Banyak dari para da’i yang melihat dakwah hanyalah urusan penyampaian dalil, sehingga terbatas dalam urusan tabligh yang disampaikan di mana saja dan kapan saja, seakan tak mengenal tempat dan waktu.

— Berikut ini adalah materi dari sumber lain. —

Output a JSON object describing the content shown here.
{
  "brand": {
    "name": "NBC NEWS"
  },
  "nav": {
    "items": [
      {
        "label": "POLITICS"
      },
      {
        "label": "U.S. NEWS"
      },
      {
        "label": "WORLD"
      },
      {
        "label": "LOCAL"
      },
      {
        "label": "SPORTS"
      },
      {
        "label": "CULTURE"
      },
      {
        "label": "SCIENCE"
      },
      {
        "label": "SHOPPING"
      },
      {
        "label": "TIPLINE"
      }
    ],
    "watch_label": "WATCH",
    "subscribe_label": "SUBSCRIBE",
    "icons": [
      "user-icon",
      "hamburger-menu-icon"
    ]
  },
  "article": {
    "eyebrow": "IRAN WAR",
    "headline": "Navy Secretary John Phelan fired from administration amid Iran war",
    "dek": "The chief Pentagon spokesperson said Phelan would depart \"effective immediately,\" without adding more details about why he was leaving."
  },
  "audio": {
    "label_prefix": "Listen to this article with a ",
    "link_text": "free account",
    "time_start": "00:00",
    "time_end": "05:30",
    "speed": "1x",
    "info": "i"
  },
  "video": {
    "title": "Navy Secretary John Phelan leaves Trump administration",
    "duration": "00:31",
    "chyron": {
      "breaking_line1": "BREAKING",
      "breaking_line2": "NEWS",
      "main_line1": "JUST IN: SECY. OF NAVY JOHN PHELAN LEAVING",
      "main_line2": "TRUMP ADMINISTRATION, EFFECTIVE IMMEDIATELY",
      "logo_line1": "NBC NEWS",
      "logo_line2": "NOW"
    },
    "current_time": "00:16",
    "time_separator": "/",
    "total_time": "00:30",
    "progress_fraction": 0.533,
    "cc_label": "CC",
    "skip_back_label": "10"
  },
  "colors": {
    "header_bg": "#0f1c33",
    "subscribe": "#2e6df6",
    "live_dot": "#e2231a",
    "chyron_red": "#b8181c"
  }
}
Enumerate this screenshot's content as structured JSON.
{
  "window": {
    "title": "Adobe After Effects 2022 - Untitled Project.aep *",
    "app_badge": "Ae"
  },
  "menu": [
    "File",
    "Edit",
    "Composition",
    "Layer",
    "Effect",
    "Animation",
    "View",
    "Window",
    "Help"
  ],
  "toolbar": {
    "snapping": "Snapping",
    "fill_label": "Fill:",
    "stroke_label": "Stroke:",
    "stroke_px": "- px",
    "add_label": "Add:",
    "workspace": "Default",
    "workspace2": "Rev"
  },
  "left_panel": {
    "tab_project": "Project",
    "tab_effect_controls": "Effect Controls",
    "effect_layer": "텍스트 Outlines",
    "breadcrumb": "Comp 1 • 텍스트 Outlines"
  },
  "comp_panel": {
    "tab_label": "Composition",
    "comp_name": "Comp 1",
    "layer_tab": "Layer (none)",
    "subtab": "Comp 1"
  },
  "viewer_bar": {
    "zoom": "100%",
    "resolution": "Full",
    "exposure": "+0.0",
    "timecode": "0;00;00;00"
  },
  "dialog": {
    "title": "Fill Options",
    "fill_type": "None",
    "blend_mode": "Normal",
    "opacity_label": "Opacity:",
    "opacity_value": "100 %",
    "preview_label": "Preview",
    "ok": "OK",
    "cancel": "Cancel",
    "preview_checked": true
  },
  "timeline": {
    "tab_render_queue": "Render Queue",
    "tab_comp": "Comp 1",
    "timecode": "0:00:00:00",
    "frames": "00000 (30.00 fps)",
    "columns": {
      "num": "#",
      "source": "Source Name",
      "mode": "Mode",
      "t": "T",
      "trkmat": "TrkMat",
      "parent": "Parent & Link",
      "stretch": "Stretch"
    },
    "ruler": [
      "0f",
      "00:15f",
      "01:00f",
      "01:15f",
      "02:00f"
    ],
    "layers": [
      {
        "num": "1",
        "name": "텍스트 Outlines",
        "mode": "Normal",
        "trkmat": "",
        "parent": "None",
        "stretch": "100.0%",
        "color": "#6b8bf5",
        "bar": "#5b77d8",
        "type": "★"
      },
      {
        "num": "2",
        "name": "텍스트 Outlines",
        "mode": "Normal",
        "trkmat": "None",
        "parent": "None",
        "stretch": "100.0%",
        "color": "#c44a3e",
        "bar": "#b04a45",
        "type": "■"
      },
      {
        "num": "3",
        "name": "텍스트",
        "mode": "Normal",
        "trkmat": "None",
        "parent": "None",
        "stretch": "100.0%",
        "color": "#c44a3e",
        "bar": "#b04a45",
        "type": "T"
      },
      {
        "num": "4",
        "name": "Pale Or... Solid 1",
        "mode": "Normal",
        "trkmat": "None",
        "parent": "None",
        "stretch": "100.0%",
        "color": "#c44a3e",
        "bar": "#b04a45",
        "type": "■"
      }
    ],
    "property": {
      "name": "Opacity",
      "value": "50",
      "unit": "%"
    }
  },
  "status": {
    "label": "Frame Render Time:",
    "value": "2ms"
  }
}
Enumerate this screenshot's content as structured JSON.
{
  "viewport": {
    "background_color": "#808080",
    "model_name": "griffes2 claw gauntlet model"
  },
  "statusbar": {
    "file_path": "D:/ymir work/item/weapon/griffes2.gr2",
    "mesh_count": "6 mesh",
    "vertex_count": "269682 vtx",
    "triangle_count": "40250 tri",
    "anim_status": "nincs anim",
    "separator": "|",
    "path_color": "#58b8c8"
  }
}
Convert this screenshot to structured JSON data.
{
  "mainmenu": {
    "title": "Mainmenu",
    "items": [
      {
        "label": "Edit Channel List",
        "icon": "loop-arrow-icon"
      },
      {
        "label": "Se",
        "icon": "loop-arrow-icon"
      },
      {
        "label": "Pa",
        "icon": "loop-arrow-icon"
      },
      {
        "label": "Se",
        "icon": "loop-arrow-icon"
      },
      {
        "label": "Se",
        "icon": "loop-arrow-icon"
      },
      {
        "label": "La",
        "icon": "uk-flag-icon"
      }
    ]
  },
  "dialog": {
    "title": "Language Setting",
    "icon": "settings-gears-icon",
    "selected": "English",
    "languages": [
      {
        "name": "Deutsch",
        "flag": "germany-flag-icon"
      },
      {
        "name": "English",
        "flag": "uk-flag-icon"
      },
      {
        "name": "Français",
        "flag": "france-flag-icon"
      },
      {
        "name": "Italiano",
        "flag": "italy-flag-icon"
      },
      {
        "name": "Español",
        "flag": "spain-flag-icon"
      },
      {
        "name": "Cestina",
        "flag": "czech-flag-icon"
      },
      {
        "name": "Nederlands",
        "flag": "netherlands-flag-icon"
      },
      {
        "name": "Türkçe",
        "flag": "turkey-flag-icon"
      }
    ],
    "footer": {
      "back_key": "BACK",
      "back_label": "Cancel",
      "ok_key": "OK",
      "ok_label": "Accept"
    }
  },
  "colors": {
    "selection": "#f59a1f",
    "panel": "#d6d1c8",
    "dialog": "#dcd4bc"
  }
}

Secara zahir, pemahaman akan dakwah seperti ini sah-sah saja, namun pada hakikatnya penilaian tersebut masihlah teramat sempit, karena tidak dilakukan dengan jalan bashirah, sebagaimana yang telah difirmankan oleh Allah Swt. dalam QS. Yusuf ayat 108:
قُلْ هَٰذِهِ سَبِيلِي أَدْعُو إِلَى اللَّهِ ۚ عَلَىٰ بَصِيرَةٍ أَنَا وَمَنِ اتَّبَعَنِي ۖ وَسُبْحَانَ اللَّهِ وَمَا أَنَا مِنَ الْمُشْرِكِينَ
Katakanlah: “Inilah jalan (agama) ku, aku dan orang-orang yang mengikutiku mengajak (kamu) kepada Allah dengan hujjah yang nyata, Maha suci Allah, dan aku tiada Termasuk orang-orang yang musyrik”.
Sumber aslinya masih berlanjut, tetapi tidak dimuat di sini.